Lack of symmetry between the two sides of the spine can lead to uneven stress on the vertebrae and imbalance use of the muscle, which may eventually lead to pain. When one muscle is weak and the other is overactive, it pulls your body into bad posture—like rounded shoulders or an excessively arched lower back—which also limits mobility at your joints and makes certain muscles stiff. Regardless of its cause (e.g. scoliosis or uneven muscle development), it is important to assess in the initial stages. To correct imbalances, you should first understand the imbalances as well as you can through alignment assessments and muscle testing. From there, you can work with our Pilates instructors to realign the body as best you can and to work on specific muscle imbalances as needed.

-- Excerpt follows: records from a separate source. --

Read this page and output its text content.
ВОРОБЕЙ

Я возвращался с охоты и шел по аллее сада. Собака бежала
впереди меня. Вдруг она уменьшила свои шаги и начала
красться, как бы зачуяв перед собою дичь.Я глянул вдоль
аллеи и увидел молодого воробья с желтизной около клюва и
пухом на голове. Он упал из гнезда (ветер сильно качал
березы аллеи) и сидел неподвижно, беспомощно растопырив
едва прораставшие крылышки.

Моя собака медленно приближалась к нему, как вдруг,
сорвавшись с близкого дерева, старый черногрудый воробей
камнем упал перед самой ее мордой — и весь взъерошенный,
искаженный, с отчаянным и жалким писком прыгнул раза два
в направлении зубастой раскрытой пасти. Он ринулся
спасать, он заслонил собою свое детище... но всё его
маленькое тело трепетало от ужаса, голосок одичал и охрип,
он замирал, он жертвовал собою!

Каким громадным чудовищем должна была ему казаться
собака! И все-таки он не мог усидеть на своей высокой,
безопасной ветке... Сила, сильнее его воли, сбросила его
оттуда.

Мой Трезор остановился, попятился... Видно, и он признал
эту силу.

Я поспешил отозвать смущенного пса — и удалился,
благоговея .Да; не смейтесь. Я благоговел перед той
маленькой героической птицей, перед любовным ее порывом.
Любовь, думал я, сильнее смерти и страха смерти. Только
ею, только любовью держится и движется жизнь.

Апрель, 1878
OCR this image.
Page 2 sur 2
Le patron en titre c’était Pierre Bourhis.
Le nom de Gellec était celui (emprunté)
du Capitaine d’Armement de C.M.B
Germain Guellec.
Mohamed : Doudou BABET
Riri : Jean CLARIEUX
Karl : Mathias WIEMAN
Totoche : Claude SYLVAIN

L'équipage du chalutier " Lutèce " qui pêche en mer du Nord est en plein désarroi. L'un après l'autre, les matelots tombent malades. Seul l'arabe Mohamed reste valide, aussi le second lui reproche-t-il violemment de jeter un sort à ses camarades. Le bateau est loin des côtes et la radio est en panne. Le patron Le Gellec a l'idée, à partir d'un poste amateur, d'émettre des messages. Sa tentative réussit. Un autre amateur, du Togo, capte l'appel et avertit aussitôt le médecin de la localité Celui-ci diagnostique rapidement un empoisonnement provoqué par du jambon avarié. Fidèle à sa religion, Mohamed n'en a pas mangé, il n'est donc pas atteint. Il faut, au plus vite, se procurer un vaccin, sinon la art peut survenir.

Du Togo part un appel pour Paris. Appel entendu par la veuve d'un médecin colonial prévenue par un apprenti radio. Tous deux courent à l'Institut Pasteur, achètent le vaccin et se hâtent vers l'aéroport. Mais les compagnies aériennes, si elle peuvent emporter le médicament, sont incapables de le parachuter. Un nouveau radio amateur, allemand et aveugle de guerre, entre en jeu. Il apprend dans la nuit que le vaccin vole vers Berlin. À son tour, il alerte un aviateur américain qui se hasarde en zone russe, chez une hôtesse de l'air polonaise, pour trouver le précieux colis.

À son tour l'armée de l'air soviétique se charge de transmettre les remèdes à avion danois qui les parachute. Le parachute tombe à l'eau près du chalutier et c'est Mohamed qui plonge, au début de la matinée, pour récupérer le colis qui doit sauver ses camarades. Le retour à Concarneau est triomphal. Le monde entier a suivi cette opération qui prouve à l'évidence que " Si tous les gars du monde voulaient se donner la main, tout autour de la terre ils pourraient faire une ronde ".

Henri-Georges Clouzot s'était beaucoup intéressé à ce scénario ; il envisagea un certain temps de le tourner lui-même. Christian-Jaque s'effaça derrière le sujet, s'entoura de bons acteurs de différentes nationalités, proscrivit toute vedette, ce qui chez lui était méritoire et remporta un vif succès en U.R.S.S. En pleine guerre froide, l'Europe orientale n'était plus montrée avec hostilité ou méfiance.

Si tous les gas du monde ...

The general principle with scoliosis is to stretch the inside of the curve, strengthen the outside of the curve, and maintain as balance an alignment as possible in every exercise. As many of us have discovered or will discover in the future, this can be much easier said than done! But don’t fret – our instructors understand that everyone’s imbalances are unique and will accommodate as appropriate while ensuring progression. For example, if you have trouble with compression, we may avoid chain leg and foot work exercises and instead focus more on stretching or Barrel exercises. Those who have trouble with leg work will be instructed to focus on arm work, using implicit abdominal strengthening. For those whose imbalances cause them to favor neutral or extension (common with disc injuries and sciatica), lumbar support may be used in supine work.
The most important thing to remember is that Pilates is a flexible exercise system. Modifications to the exercises allow for a range of difficulty ranging from beginning to advanced. We can cater a workout that best suits you now, and increase the intensity as your body conditioning improves.